APS(高度予知予測システム)の大きな効果は、異常を検知した際の対応時間を大幅に削減できることです。例えば、これまでは化学プラントの一部の機器の能力が低下した際には、現場にオペレータが駆け付けて状況を確認し、その後に対応策の検討に入る時間を必要としていました。化学プラントでは機器を止めると生産そのものを止めなくてはならないため、機器は止めずに、他の条件設定を調整することでリカバリーする手を探すことになります。しかし、その際には複雑に関係する各条件を元に判断を下さなければいけないため、検討には多くの時間を要していたのです。

APS(高度予知予測システム)では、機械の状態を連続的に監視しており、機械の能力低下が生じようとすれば、すぐにリカバリーのためには何をすればよいかを教えてくれます。これまでは事後の対応に追われていたものが、予防業務にシフトできるようになりました。

APS(変調原因の特定)とPCM(最適運転ポイントの導出)の成果

「自律型生産システム」では、AIのロジックをブラックボックス化しないことを目指して開発してきました。それを実現できた要素のひとつが、総合オペラビリティスタディをもとに作成したダイセル独自のロジックツリーです。この独自のロジックツリーでは、プラントで起きる変調に対して、その原因から影響への因果関係がツリー状に整理されています。例えて言えば、これまでは、一歩先、一歩手前の範囲で見ていたものを、五歩先、五歩手前に広げて理解できるようにしました。

自律型生産システムのロジックツリー

プラントの運転を最適化したり運転の変調を捉えたりするためには、複数の要因を考慮しなければなりません。オペレータには、どうしてその結果になったのかが、わかりにくいこともあります。そこで、独自のロジックツリー上に発生した現象を可視化することで、あたかも熟練オペレータの頭の中を見るように、因果関係の流れを理解できるようになるのです。
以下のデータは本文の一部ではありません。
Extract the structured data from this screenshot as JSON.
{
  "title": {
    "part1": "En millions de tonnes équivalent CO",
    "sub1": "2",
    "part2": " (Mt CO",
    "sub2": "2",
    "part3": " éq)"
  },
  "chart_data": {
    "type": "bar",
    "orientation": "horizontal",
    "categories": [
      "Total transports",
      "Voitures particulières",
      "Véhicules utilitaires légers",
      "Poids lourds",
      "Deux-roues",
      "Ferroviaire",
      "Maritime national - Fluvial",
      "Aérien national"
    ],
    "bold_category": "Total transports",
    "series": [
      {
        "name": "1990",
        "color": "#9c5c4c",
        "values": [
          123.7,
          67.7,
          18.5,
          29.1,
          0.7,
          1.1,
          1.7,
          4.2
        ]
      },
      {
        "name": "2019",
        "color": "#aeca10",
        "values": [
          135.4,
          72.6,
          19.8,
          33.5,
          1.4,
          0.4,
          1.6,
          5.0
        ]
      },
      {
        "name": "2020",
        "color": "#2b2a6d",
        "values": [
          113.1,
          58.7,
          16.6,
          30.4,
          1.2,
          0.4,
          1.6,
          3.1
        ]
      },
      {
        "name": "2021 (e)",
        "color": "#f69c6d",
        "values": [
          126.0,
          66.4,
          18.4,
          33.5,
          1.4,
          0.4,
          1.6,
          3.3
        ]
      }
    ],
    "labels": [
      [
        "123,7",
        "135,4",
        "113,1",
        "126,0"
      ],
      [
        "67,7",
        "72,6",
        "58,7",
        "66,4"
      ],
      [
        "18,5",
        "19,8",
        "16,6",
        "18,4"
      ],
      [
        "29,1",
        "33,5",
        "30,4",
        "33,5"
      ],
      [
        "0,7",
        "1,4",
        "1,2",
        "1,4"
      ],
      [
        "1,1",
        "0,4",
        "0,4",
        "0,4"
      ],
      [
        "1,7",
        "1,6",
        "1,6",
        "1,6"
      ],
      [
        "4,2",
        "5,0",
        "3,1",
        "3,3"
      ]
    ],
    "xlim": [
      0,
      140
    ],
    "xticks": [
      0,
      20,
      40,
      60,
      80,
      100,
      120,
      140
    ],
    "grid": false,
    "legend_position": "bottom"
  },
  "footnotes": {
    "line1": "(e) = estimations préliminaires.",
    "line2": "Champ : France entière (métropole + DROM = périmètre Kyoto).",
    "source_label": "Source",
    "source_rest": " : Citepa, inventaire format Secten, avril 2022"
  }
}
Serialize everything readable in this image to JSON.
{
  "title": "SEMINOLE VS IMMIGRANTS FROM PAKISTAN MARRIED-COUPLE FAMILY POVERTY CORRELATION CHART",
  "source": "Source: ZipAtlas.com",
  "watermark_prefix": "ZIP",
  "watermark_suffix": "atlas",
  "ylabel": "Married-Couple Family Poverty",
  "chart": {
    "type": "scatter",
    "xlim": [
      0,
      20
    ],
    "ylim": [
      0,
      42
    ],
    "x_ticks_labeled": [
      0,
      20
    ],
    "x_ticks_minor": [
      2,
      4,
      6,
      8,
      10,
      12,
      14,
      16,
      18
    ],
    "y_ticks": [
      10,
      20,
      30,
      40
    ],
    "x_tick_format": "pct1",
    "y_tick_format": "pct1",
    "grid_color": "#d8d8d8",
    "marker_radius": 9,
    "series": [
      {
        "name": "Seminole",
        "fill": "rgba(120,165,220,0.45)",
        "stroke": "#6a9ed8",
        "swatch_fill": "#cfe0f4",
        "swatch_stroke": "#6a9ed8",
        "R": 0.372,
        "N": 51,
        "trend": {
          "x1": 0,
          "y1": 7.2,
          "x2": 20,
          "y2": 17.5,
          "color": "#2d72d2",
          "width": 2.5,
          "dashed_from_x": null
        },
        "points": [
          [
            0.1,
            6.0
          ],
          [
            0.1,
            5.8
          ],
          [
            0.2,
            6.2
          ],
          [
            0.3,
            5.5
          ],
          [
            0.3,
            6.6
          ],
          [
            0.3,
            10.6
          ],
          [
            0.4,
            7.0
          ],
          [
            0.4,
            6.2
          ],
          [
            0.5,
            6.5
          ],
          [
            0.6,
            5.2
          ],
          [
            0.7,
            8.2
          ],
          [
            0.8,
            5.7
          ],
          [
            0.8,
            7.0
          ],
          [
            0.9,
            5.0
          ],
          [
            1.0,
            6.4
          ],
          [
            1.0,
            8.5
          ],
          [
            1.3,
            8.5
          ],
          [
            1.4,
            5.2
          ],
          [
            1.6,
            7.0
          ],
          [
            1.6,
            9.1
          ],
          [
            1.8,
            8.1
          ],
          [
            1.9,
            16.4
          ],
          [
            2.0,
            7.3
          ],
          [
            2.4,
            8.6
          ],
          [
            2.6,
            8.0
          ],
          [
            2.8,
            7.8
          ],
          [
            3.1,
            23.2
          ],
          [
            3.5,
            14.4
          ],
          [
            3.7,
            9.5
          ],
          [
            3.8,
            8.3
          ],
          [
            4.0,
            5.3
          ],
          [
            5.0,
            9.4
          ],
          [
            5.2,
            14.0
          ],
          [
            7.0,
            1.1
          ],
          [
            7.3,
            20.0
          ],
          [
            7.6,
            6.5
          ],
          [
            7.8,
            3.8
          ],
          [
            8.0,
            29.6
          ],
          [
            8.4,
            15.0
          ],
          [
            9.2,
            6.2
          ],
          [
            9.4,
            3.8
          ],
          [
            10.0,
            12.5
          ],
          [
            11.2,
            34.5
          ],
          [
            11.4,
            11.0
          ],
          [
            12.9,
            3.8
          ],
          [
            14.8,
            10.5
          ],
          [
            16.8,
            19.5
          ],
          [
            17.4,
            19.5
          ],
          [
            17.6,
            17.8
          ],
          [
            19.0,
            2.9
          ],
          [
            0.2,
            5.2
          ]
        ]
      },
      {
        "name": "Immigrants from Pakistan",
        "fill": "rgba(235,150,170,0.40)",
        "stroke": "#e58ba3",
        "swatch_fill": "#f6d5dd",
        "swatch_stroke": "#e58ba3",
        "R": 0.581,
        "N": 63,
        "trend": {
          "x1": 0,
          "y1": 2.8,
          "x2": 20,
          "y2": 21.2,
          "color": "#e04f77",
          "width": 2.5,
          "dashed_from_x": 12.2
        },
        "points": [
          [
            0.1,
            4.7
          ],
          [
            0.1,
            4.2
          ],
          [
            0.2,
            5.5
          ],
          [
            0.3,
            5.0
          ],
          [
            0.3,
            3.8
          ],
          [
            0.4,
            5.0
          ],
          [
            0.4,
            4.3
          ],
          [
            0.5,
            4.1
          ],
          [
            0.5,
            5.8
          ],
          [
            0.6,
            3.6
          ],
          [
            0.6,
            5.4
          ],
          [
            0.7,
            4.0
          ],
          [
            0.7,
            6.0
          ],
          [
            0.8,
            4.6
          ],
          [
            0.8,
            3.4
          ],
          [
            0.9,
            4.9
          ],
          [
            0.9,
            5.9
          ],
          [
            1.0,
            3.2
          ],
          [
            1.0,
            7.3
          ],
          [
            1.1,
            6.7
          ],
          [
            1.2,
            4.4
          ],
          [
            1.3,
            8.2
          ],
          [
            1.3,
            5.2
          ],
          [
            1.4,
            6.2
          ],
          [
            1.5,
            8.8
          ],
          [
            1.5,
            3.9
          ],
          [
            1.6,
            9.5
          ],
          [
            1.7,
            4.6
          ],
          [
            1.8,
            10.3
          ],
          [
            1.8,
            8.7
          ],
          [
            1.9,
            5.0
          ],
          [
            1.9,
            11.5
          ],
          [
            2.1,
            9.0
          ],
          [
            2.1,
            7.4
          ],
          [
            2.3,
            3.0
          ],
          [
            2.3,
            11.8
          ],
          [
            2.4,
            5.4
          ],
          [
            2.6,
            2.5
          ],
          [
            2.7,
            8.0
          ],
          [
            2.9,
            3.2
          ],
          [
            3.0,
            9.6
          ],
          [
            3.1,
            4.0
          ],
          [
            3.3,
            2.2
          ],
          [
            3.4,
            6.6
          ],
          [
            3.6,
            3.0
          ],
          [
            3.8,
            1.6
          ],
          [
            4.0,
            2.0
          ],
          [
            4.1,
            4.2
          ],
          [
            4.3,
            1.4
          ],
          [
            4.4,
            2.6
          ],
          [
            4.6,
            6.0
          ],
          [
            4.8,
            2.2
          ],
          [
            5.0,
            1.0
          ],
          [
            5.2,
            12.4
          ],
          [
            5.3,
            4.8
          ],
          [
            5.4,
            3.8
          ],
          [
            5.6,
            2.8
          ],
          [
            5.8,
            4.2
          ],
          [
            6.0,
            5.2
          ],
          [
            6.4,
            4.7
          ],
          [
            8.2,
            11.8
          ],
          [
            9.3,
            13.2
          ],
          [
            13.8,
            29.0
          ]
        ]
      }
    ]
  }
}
そして、新たなノウハウを速やかにAIに学習させて活用することで、機械が進化し、人はさらに高度なモノづくりを実現して成長していきます。「自律型生産システム」とは、人と機械が共に成長し続ける循環を生み出すシステムです。

AIが示す原理原則(因果関係のつながり)をこれまでの常識にとらわれずに客観的に見て理解することは、「こうすれば、もっと良くなるんじゃないか?」 「次はこんなやり方も試せるんじゃないか?」というアイデアを実行する後押しになります。酢酸セルロースの製造における原料使用率の最適化など、大きな改善にもつながっています。「自律型生産システム」の実装により、近い将来にはオペレータの仕事はもっと変わっていると私たちは考えています。

現在は人がモニタリングを行い、プラント運転の異常を検知していますが、これら異常検知のノウハウにおいてもAIを活用してきます。機械に任せられることをさらに増やしていけば、オペレータは人にしかできない創造的な仕事に時間をかけられるようになるはずです。市場のニーズが絶えず変化する中で、現場自らが考え、営業、調達・購買、物流の各部門や、お客様とともに連携して変化に対応し、ダイセルならではの付加価値を創造する現場を私たちは目指しています。「自律型生産システム」によって、オペレータが自分たちのアイデアをどんどん試す機会を増やしていくことで、ダイセルのモノづくりはもっと強くなっていきます。